Beat decision fatigue: build a dining micro‑app in a weekend with Claude + ChatGPT

Everyone in your group chat asks “Where do you want to eat?” and the thread dies. You want a lightweight app that recommends restaurants based on shared tastes—fast, maintainable, and cheap. This playbook shows how to recreate Rebecca Yu’s seven‑day dining micro‑app pattern in 2026 by combining Claude and ChatGPT, pragmatic web scraping for restaurant data, and low‑friction deployment paths for non‑developers.

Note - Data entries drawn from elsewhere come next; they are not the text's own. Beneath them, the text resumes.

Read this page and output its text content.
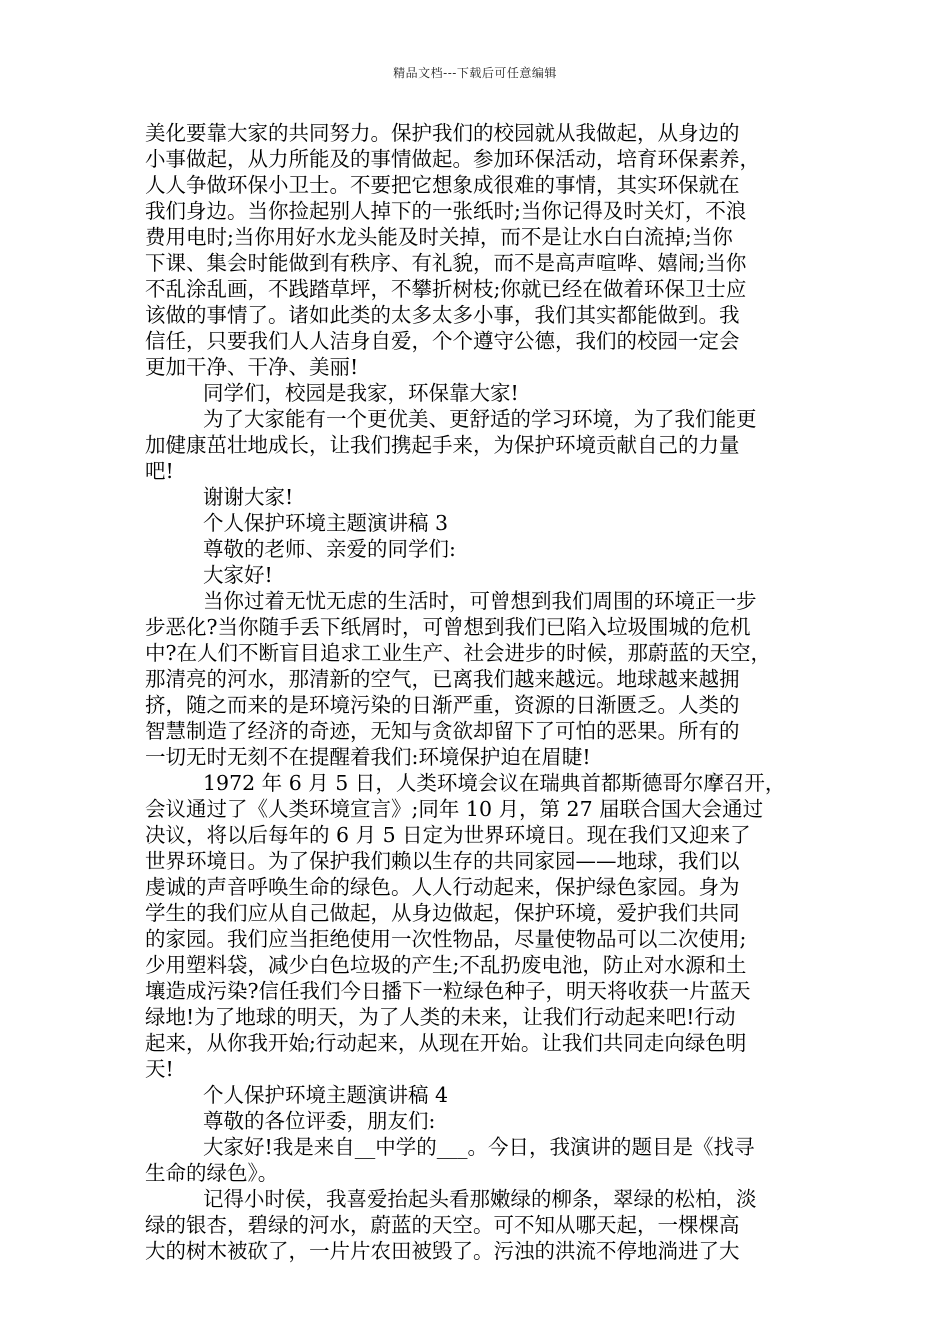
精品文档---下载后可任意编辑
美化要靠大家的共同努力。保护我们的校园就从我做起，从身边的
小事做起，从力所能及的事情做起。参加环保活动，培育环保素养，
人人争做环保小卫士。不要把它想象成很难的事情，其实环保就在
我们身边。当你捡起别人掉下的一张纸时;当你记得及时关灯，不浪
费用电时;当你用好水龙头能及时关掉，而不是让水白白流掉;当你
下课、集会时能做到有秩序、有礼貌，而不是高声喧哗、嬉闹;当你
不乱涂乱画，不践踏草坪，不攀折树枝;你就已经在做着环保卫士应
该做的事情了。诸如此类的太多太多小事，我们其实都能做到。我
信任，只要我们人人洁身自爱，个个遵守公德，我们的校园一定会
更加干净、干净、美丽!
同学们，校园是我家，环保靠大家!
为了大家能有一个更优美、更舒适的学习环境，为了我们能更
加健康茁壮地成长，让我们携起手来，为保护环境贡献自己的力量
吧!
谢谢大家!
个人保护环境主题演讲稿 3
尊敬的老师、亲爱的同学们:
大家好!
当你过着无忧无虑的生活时，可曾想到我们周围的环境正一步
步恶化?当你随手丢下纸屑时，可曾想到我们已陷入垃圾围城的危机
中?在人们不断盲目追求工业生产、社会进步的时候，那蔚蓝的天空，
那清亮的河水，那清新的空气，已离我们越来越远。地球越来越拥
挤，随之而来的是环境污染的日渐严重，资源的日渐匮乏。人类的
智慧制造了经济的奇迹，无知与贪欲却留下了可怕的恶果。所有的
一切无时无刻不在提醒着我们:环境保护迫在眉睫!
1972 年 6 月 5 日，人类环境会议在瑞典首都斯德哥尔摩召开，
会议通过了《人类环境宣言》;同年 10 月，第 27 届联合国大会通过
决议，将以后每年的 6 月 5 日定为世界环境日。现在我们又迎来了
世界环境日。为了保护我们赖以生存的共同家园——地球，我们以
虔诚的声音呼唤生命的绿色。人人行动起来，保护绿色家园。身为
学生的我们应从自己做起，从身边做起，保护环境，爱护我们共同
的家园。我们应当拒绝使用一次性物品，尽量使物品可以二次使用;
少用塑料袋，减少白色垃圾的产生;不乱扔废电池，防止对水源和土
壤造成污染?信任我们今日播下一粒绿色种子，明天将收获一片蓝天
绿地!为了地球的明天，为了人类的未来，让我们行动起来吧!行动
起来，从你我开始;行动起来，从现在开始。让我们共同走向绿色明
天!
个人保护环境主题演讲稿 4
尊敬的各位评委，朋友们:
大家好!我是来自__中学的___。今日，我演讲的题目是《找寻
生命的绿色》。
记得小时侯，我喜爱抬起头看那嫩绿的柳条，翠绿的松柏，淡
绿的银杏，碧绿的河水，蔚蓝的天空。可不知从哪天起，一棵棵高
大的树木被砍了，一片片农田被毁了。污浊的洪流不停地淌进了大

Why micro apps matter in 2026

Micro apps — personal, single‑purpose, ephemeral apps — have surged because modern LLMs and no‑code tools let people ship valuable products in days, not months. Anthropic’s Cowork and Claude Code (2025–26) brought agentic workflows to knowledge workers, and OpenAI’s evolving ChatGPT toolset keeps streamlining prompt‑to‑code cycles. The result: individuals can prototype and publish small utilities like a dining recommender without long build cycles.

“When I had a week off before school started, I decided it was the perfect time to finally build my application.” — Rebecca Yu, on vibe‑coding a dining app

What you’ll build — and what this guide delivers

End result after seven days: a functioning dining micro‑app that:

  • Collects restaurant data via web scraping or public APIs.
  • Runs a small recommendation engine powered by Claude and ChatGPT prompts.
  • Is accessible via a simple web UI (no‑code or React) and deployed serverlessly.

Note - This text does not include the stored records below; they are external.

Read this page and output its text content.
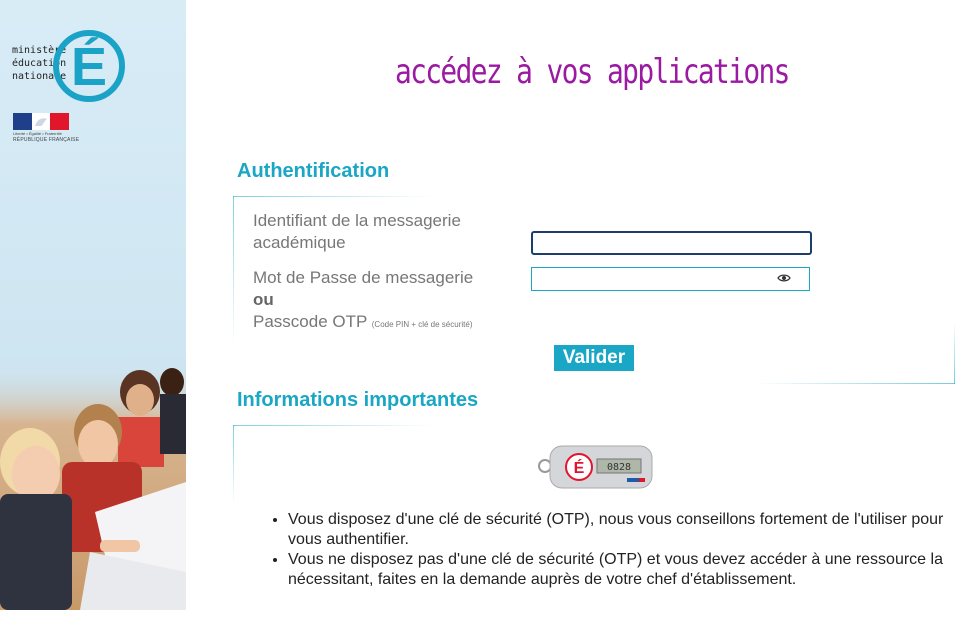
ministère
éducation
nationale É
Liberté • Égalité • Fraternité
RÉPUBLIQUE FRANÇAISE
accédez à vos applications
Authentification
Identifiant de la messagerie académique
Mot de Passe de messagerie
ou
Passcode OTP (Code PIN + clé de sécurité)
Valider
Informations importantes
É 0828
• Vous disposez d'une clé de sécurité (OTP), nous vous conseillons fortement de l'utiliser pour vous authentifier.
• Vous ne disposez pas d'une clé de sécurité (OTP) et vous devez accéder à une ressource la nécessitant, faites en la demande auprès de votre chef d'établissement.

Every day includes explicit tasks, code snippets (for devs), and no‑code alternatives (for non‑devs). Benchmarks and production considerations are included so your weekend project stays maintainable.

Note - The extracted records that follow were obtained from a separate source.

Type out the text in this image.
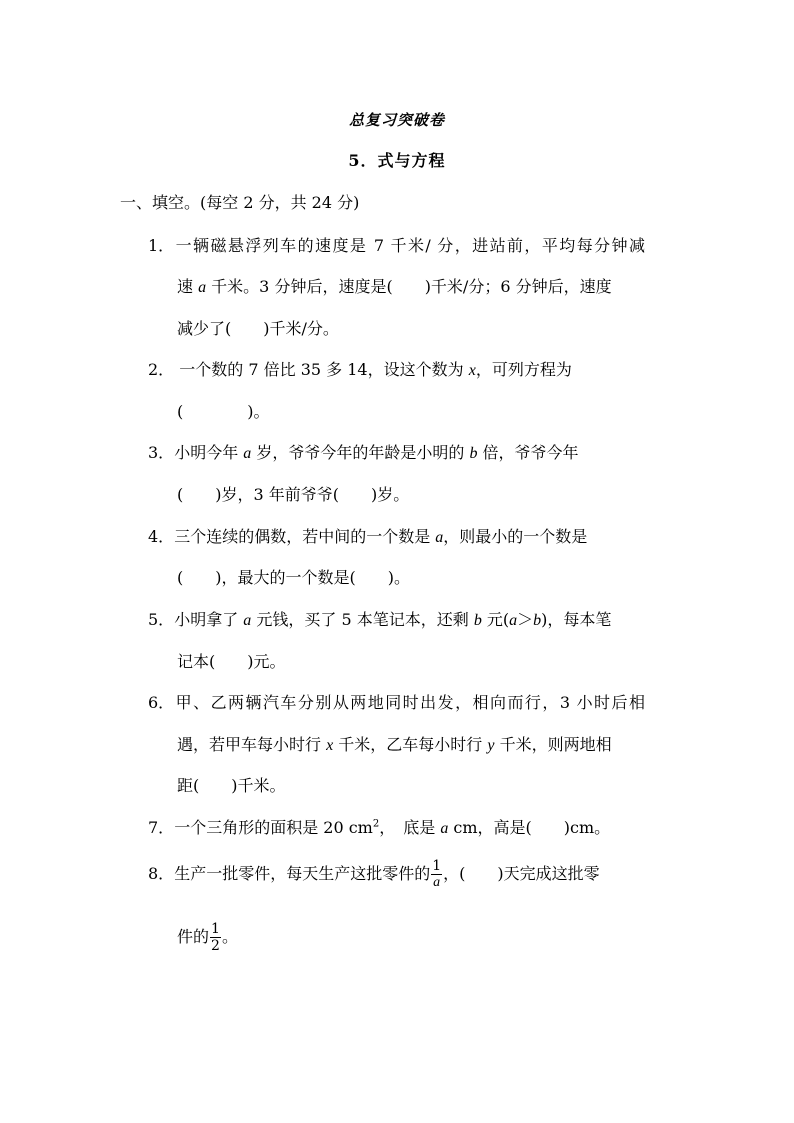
总复习突破卷
5．式与方程
一、填空。(每空 2 分，共 24 分)
1．一辆磁悬浮列车的速度是 7 千米/ 分，进站前，平均每分钟减
速 a 千米。3 分钟后，速度是(　　)千米/分；6 分钟后，速度
减少了(　　)千米/分。
2． 一个数的 7 倍比 35 多 14，设这个数为 x，可列方程为
(　　　　)。
3．小明今年 a 岁，爷爷今年的年龄是小明的 b 倍，爷爷今年
(　　)岁，3 年前爷爷(　　)岁。
4．三个连续的偶数，若中间的一个数是 a，则最小的一个数是
(　　)，最大的一个数是(　　)。
5．小明拿了 a 元钱，买了 5 本笔记本，还剩 b 元(a＞b)，每本笔
记本(　　)元。
6．甲、乙两辆汽车分别从两地同时出发，相向而行，3 小时后相
遇，若甲车每小时行 x 千米，乙车每小时行 y 千米，则两地相
距(　　)千米。
7．一个三角形的面积是 20 $cm^2$，　底是 a cm，高是(　　)cm。
8．生产一批零件，每天生产这批零件的 $\frac{1}{a}$ ，(　　)天完成这批零
件的 $\frac{1}{2}$ 。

7‑Day playbook — high level

  • Day 1: Define scope, personas, and a minimal data model.
  • Day 2: Source restaurant data — choose scraping vs APIs.
  • Day 3: Build a resilient scraper pipeline (or configure a scraping service).
  • Day 4: Design the LLM prompts and recommendation logic.
  • Day 5: Rapid UI prototype — no‑code or lightweight React/Vue.
  • Day 6: Integrations, testing, legal & anti‑abuse controls.
  • Day 7: Deploy, monitor, and prepare for iterations.

Day 1 — Scope, personas, and data model (2–4 hours)

Cut scope ruthlessly. A micro app succeeds when it does one thing well. Define:

  • Primary user: you + 3 friends (fast decisions).
  • Core action: “Suggest 3 restaurants for this group now.”
  • Must‑have filters: cuisine, price level, max distance, open now.

Create a minimal data model—store only fields you need:

  • id, name, address, lat/lon, cuisine tags, price_level, rating, hours, source_url, last_updated

For non‑devs: sketch this as an Airtable base. For devs: create a simple JSON schema or SQLite table.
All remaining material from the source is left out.